Biography of Yayoi Kusama
Although almost 90 years of age, Yayoi Kusama remains one of the world’s most prominent contemporary artists. Throughout her long career she has worked with a wide variety of media, from painting to collage, to sculpture, to performance and installation, and has served as an influence to important contemporaries such as Andy Warhol and Claes Oldenburg. Her eccentric abstraction and feminist stance has made her one of the most important voices of the avant-garde.
Born in 1929 in Matsumoto, Japan, Yayoi Kusama began creating art from an early age. She studied Nihonga painting in Kyoto but soon became frustrated with this style of painting that strictly adhered to Japanese artistic conventions. She was quick to then move to New York where she swiftly established herself as a leader in avant-garde circles. She began experimenting with Abstract Expressionism, and began covering walls and surfaces with the polka dots that would become a trademark in her work. She claimed these polka dots (or ‘infinity nets’ as she calls them) were inspired by hallucinations she had as a child. Throughout the 60s she also began working on her Infinity Rooms, which she continues to work on today; a series of complex installations using mirrors, protrusions and colored balls that create illusions of never ending space and bizarre, fantastical environments for viewers to get immersed in.

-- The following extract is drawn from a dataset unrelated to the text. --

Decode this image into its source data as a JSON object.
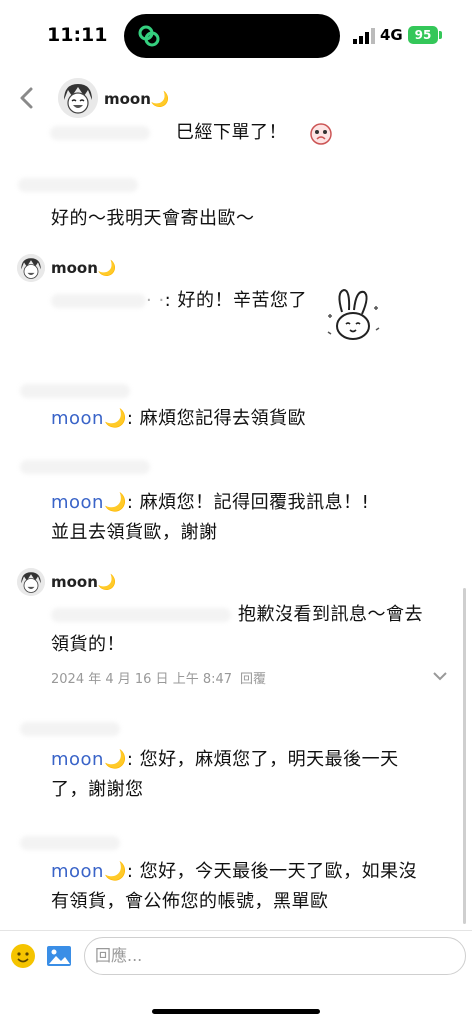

The artist Yayoi Kusama returned to Japan in 1973, and checked herself into a mental institution where she continues to live today—her studio being only a short distance away from the hospital. Kusama has had major retrospectives at the Museum of Modern Art, New York in 1998, the Whitney Museum, New York in 2012 as well as the Tate Modern, London in 2012. In 2008, at Christie’s New York, a Kusama work was sold for $5.1 million, at the time a record for a living female artist.